Two weeks ago, this all would have felt like gentle liberal reminders of social justice. It was always relevant, though — Elizabeth Coen, a visiting assistant theater arts professor, even published a Medium post with interviews from people detailing their reactions to the events of the late ’60s and the play itself.
But today, it feels like a necessary push, a call to action of what to do in a world that seems like it doesn’t make sense, in a country that you thought you knew. “Hair” reminds us that sometimes the only way to fight a world made of nonsense is with a different type of nonsense — one born of love and pleasure instead of hate and fear.
It’s hard to watch “Hair” without thinking of the present day. When Jeanie shouts “Anybody who says pot is bad is full of sh*t,” you remember that eight states have now legalized recreational marijuana. In the slow, poetic “Dead End,” a song about being black in America, Hud falls backward off a chair, hands up, into the arms of the ensemble, reminiscent of every victim in that same scenario since Trayvon Martin in 2012.
All this nudging builds to the finale when the cast joins hands, singing “Let the Sun Shine In,” a symphonic flower child anthem of hope. During the song, there’s a projection of images from the present: young black men with hands up, police lights shining off their faces, as well as protesters hoisting signs that read, “REAL MEN DON’T RAPE” and “REFUGEES WELCOME, RACISTS GO HOME,” fully realizing the timelessness of “Hair.”
Before curtain, hippies in ’60s era garb spring about the theater barefoot, asking each other, “Who has the joints?” setting the “peace and love” tone as soon as you find your seat. Even during the intermission, cast members arm themselves with an acoustic guitar and a drum pad, playing simple tunes up on stage, including an appropriate cover of The Zombies’ “Time of the Season.” The play starts abruptly, as actors storm the stage and jump into the full-throated bohemian ballad “Aquarius.”

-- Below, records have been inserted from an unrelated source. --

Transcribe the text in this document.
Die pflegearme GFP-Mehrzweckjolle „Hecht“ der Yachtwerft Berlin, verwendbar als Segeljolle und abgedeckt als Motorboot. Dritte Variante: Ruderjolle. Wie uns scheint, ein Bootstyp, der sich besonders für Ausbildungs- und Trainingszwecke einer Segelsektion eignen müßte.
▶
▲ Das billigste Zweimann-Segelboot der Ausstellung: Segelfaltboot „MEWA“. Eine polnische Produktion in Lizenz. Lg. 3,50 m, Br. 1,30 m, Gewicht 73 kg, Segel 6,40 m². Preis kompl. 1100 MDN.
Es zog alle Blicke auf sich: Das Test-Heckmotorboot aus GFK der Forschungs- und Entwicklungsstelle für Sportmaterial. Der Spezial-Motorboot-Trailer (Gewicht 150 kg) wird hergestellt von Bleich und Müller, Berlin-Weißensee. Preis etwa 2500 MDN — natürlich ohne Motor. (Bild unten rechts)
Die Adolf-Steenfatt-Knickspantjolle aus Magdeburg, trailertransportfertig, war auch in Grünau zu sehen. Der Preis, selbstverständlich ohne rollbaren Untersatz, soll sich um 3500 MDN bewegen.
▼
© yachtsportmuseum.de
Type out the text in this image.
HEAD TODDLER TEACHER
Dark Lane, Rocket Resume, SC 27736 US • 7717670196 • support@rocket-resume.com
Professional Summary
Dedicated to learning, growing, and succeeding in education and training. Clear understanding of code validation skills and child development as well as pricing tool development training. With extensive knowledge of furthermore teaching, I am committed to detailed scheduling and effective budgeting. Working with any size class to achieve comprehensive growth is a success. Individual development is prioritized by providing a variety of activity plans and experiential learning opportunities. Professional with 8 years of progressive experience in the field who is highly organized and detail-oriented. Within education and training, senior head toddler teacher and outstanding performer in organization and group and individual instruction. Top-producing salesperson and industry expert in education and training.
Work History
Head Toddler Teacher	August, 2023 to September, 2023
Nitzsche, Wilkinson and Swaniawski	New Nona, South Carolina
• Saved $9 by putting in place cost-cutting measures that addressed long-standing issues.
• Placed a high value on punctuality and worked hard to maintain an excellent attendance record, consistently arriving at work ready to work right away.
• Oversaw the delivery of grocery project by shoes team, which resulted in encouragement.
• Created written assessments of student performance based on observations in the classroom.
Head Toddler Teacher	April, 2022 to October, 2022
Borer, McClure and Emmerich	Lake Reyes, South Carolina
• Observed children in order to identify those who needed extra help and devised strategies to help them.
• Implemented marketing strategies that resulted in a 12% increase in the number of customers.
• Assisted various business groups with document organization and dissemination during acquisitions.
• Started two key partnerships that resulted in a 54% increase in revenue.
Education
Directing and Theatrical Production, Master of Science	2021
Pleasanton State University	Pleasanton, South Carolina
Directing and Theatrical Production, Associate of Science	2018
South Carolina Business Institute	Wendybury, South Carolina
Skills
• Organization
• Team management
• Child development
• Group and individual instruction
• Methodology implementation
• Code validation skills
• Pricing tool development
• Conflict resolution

The theater department’s intense production plans paid off, with the front half of a bus sticking out into the middle of the stage and gridiron columns traced with vines anchoring the set. The rest of the show’s effects rely on video projections, especially in the groovy “Walking in Space.” The tribe gets high, and the stage itself turns into a magnificent lava lamp, painting the whole room in a host of trippy colors, the stage shining with orange, red and blue.
“Hair” also carries simple, compelling images, such as Jeanie emerging from the stage floor wearing a gas mask and the play’s aforementioned nude scene.
When anthropologist Margaret Mead (always-energetic Ben McClymont) interrupts the tribe to study their way of life, she leaves touched by their philosophy. Mead, a role that’s typically played by men in drag, then turns to the audience and breaks the fourth wall.
“I wish every mother and father in this theater would go home tonight and make a speech to their teenagers and say, ‘Kids — be free, no guilt. Be whoever you are, do whatever you want to do. Just as long as you don’t hurt anybody, right?”
If Mead had delivered those words a week before, it still would’ve resonated with the audience but maybe only for the drive home. At this moment in time, though, hopefully they have the power to stay with you for at least four years.